The city council remains stalemated over the fate of the Alaskan Way Viaduct, with two key council players—council president Nick Licata and transportation committee chair Jan Drago—firmly at odds over whether to let voters decide how to replace the damaged waterfront highway.
As The Stranger reported online last week ["Compromise Solution on Viaduct?" Erica C. Barnett, Jan 4] Drago is seeking a compromise between the various viaduct players, including House Speaker Frank Chopp, Mayor Greg Nickels, and the Washington State Department of Transportation (WSDOT), that would allow the city to avoid a divisive public vote between a larger new viaduct and a six-lane cut-and-cover tunnel. Drago's latest proposal involves a four-lane tunnel that would bypass downtown. A smaller tunnel could cost less than the six-lane alternative, although no one really knows how much.
Licata, meanwhile, continues to insist on the public vote demanded by Governor Christine Gregoire, which he believes will favor a rebuilt viaduct—his preferred solution. In an e-mail last week, Licata announced that he will hold a special council meeting on January 19 to vote on language for a March ballot measure.

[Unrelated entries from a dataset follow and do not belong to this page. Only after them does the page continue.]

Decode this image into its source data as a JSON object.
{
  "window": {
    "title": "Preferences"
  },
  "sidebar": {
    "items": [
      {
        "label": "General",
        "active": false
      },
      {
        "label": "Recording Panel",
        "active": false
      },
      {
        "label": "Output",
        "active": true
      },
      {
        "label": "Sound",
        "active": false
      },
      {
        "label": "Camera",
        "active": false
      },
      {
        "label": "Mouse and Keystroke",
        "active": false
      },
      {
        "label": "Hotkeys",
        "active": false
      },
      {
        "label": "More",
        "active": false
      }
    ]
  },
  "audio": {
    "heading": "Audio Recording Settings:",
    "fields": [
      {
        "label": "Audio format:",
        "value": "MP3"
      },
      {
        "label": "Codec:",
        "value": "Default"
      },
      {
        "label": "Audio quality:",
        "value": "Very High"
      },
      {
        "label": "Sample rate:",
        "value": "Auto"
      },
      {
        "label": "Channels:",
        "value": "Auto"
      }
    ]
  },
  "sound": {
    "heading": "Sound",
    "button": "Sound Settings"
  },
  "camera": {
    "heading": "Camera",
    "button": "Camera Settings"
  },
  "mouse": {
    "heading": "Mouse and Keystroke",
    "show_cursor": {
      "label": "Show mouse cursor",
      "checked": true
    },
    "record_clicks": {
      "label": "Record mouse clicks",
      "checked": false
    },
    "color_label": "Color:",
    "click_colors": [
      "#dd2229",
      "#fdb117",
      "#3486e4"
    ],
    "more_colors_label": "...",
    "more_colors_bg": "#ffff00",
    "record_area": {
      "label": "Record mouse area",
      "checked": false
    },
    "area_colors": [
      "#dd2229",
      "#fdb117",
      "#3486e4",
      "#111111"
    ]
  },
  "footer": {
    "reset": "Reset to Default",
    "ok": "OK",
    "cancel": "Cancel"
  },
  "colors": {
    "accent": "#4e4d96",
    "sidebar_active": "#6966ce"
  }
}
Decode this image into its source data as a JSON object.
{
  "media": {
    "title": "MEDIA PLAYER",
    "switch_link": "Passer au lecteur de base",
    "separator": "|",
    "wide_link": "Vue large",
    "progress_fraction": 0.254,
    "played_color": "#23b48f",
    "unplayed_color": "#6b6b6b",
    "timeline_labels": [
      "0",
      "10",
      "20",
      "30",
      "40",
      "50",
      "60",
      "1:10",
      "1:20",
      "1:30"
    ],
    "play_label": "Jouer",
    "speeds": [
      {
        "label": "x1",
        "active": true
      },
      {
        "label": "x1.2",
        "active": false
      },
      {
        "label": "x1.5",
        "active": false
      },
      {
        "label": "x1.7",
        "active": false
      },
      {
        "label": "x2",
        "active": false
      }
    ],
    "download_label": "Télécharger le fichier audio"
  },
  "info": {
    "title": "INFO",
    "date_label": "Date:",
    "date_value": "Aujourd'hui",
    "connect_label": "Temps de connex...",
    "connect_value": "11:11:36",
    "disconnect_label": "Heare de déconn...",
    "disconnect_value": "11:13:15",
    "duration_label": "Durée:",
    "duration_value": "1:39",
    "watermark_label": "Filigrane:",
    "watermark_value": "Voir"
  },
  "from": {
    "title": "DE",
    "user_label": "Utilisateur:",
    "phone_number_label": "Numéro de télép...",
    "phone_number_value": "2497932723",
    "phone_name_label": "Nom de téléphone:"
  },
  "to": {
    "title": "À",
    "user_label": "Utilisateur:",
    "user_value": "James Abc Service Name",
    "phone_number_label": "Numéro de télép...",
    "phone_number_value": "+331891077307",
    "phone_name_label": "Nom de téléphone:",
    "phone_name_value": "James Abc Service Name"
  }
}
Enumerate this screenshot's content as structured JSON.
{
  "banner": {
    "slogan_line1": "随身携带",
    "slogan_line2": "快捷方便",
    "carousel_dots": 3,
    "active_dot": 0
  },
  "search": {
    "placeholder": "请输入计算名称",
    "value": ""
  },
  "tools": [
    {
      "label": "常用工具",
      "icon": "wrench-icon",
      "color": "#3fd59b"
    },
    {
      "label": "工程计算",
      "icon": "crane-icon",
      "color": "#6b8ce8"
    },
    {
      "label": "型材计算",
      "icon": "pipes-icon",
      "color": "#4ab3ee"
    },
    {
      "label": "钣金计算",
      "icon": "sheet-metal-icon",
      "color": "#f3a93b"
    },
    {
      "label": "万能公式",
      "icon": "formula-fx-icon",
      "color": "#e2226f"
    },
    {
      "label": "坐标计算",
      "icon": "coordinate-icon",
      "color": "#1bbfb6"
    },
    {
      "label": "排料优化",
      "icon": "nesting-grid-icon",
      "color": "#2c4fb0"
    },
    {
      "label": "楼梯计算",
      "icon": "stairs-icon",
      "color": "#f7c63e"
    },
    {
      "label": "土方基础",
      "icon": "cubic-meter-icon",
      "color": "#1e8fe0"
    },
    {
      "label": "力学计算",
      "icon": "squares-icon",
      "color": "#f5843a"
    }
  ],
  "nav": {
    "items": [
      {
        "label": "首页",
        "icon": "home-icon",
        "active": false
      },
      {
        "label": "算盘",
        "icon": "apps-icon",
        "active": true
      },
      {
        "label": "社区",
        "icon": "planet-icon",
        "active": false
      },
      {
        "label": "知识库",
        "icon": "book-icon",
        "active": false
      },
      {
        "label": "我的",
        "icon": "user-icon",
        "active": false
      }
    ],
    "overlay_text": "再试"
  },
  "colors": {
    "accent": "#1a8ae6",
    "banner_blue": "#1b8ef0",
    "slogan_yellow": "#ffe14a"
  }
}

On January 5, Drago called the governor's demand that the council put a measure on the ballot in March "a little unreasonable," and said a majority of the council was interested in reaching a compromise. Licata, however, said hoping the legislature will sign off on a compromise would be like "pulling a rabbit out of a hat," adding, "logic would dictate that the council would support a ballot measure." The council has already voted in favor of a six-lane tunnel with a surface/transit alternative as a "backup" if money for the tunnel can't be found. For now, though, no one's even considering a study of the surface/transit option, which would reduce car capacity about as much as a four-lane tunnel and would almost certainly cost much less.